Zu luftiges Kopftuch? Dann eben gar keines – Iranerin beweist Mut

phi

14.1.2020 - 12:04

Zu légère für Orthodoxe: Bayat mit Kopftuch an der Schach-WM der Frauen in Shanghai.
Bild: Twitter/FIDE

Shohreh Bayat steht bei der Schach-WM der Frauen im Fokus, obwohl sie bloss die Schiedsrichterin ist: Nachdem sie im Iran für ihr loses Kopftuch heftig kritisiert wurde, hat die 32-Jährige es nun ganz abgelegt.

Seit dem 5. Januar gibt es in Shanghai die Schach-Weltmeisterschaft der Frauen. Das Ganze ist ein Zweikampf zwischen der Titelverteidigerin Ju Wenjun aus China und der russischen Herausforderin Alexandra Gorjatschkina – und obwohl erst sechs von zwölf Partien gespielt sind, gibt es bei dem Turnier schon jetzt eine grosse Gewinnerin, und zwar die Schiedsrichterin.

Die heisst Shohreh Bayat, ist 32 Jahre alt und kommt aus dem Iran. Weil sie ihren nationalen Verband präsentiert, trug Bayat zu Beginn des Turniers ein Kopftuch. Wie viele andere ihrer Landsfrauen interpretiert die Chef-Schiedsrichterin die islamischen Kleiderregeln aber eher locker – was dann auch für den Sitz ihres Kopftuchs galt.

Das Problem: Iranische Medien machten ihre Haarbedeckung zum Thema, rügten sie für ihr luftiges Outfit und sorgten im Internet für einen Shitstorm.

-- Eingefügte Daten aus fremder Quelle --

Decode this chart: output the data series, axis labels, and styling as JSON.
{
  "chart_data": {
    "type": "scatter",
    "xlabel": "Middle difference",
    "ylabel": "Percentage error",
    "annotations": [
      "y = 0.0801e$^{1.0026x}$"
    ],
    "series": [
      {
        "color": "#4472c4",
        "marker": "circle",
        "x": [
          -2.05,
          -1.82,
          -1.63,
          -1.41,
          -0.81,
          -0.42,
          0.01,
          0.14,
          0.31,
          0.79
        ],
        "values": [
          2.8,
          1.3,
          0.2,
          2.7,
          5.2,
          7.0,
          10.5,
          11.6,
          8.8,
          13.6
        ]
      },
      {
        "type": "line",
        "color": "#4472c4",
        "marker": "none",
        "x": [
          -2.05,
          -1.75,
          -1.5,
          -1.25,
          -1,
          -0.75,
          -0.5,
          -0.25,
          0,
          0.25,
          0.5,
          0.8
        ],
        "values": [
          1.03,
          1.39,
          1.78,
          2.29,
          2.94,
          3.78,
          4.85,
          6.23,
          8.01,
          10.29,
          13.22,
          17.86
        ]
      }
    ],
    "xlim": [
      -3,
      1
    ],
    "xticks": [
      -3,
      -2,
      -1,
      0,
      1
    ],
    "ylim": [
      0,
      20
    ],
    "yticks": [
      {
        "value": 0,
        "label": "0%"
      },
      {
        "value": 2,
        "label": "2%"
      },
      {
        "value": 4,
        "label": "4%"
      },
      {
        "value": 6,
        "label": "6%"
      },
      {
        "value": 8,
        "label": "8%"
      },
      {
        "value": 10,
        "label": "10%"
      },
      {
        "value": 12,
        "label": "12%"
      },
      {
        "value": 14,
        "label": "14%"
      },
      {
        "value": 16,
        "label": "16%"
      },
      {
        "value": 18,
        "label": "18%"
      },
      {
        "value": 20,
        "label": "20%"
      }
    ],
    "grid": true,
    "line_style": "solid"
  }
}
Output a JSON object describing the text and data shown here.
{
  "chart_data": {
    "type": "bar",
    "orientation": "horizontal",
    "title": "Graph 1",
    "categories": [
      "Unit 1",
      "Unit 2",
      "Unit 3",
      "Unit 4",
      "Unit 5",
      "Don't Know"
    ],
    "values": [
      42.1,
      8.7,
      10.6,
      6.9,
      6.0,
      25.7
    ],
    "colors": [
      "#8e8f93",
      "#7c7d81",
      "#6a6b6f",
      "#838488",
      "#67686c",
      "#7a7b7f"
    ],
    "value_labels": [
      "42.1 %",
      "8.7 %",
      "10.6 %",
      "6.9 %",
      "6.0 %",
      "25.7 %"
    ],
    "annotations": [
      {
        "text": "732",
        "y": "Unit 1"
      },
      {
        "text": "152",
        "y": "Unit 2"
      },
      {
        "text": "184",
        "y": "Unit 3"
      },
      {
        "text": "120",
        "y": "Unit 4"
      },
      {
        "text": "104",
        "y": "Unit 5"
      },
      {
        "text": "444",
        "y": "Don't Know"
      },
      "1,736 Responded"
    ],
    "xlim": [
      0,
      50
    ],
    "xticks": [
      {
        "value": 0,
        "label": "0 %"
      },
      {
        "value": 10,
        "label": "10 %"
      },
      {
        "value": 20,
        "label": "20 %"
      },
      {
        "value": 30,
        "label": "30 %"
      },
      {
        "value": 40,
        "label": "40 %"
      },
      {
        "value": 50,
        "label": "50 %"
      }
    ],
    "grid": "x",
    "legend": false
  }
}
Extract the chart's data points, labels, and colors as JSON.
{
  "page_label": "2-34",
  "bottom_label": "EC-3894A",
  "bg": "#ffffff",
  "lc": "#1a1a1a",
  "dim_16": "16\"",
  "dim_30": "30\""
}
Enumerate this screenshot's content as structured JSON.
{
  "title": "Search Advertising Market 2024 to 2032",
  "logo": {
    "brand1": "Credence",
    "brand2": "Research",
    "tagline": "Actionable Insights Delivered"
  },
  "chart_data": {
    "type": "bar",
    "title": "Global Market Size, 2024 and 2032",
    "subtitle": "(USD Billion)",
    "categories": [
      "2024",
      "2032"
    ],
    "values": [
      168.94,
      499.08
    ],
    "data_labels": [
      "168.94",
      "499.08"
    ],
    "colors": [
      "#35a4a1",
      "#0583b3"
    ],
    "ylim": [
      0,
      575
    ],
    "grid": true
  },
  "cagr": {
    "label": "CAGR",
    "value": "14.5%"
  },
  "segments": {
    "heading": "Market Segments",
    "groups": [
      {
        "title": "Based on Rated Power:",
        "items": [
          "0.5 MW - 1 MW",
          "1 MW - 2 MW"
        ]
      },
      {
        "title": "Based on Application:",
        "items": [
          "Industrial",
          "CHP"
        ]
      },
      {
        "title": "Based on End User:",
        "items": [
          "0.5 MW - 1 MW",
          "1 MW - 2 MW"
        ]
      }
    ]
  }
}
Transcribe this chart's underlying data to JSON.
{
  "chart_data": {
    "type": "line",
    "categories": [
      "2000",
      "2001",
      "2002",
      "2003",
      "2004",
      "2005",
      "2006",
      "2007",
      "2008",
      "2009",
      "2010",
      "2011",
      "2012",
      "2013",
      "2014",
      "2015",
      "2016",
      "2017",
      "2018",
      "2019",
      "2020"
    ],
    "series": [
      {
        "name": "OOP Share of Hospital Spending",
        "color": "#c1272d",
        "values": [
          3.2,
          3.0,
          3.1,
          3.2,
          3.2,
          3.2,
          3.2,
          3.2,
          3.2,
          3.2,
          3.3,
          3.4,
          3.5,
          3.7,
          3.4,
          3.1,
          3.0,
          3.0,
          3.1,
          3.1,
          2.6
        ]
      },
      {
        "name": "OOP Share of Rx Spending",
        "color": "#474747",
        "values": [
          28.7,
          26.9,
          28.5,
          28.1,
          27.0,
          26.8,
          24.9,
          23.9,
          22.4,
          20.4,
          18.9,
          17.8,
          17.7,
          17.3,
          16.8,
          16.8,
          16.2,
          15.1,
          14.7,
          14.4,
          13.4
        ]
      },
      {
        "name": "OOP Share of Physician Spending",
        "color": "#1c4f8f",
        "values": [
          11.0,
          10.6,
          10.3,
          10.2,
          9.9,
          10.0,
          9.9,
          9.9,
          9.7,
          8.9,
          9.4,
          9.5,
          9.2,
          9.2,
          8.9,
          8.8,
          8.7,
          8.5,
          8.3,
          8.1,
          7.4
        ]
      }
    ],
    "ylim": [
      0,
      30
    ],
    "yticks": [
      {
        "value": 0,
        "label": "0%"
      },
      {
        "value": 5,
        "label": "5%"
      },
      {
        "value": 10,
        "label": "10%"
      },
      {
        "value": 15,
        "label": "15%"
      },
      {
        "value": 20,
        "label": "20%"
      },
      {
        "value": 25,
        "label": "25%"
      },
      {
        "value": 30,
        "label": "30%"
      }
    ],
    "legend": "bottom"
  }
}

«Nach dem Turniertag schaute ich auf mein Telefon und sah, dass in iranischen Medien plötzlich über mein Kopftuch berichtet wird», sagte Bayat der ARD. Ihr sei unterstellt worden, sie habe «aus Protest gegen das Kopftuch keines getragen», was die Iranerin jedoch von sich wies.

Keine Sicherheitsgarantie

Dennoch: Der iranische Schachverband verlangte von der 32-Jährigen, sich schriftlich zu entschuldigen und den Kopf fortan streng zu verhüllen. Nachdem Bayat erfolglos versuchte, vom Verband eine schriftliche Garantie für ihre Sicherheit nach einer Rückkehr zu bekommen, musste sie eine Entscheidung fällen – und entschied sich, Mut zu beweisen: Nun tritt sie ohne Haarbedeckung auf.

«Mir war klar, dass es nicht sicher für mich ist, zurückzukehren, und dass es nun auch keinen Unterschied mehr macht, ob ich das Kopftuch trage oder nicht.»

Aus Angst vor Gängelung und Strafe wird Bayat nach dem Ende der WM vorerst nicht wieder in ihre Heimat fahren.

Rückendeckung bekommt die Unparteiische vom Weltschachverband FIDE, dessen Vize Nigel Short sich um ihre Sicherheit sorgt. Bayat sei eine sehr professionelle Schiedsrichterin, die tadellose Leistungen abliefere, so Short.

Auch wenn ihre Regierung das anders sieht, der einen oder anderen Frau wird Bayat im Iran ein Vorbild sein.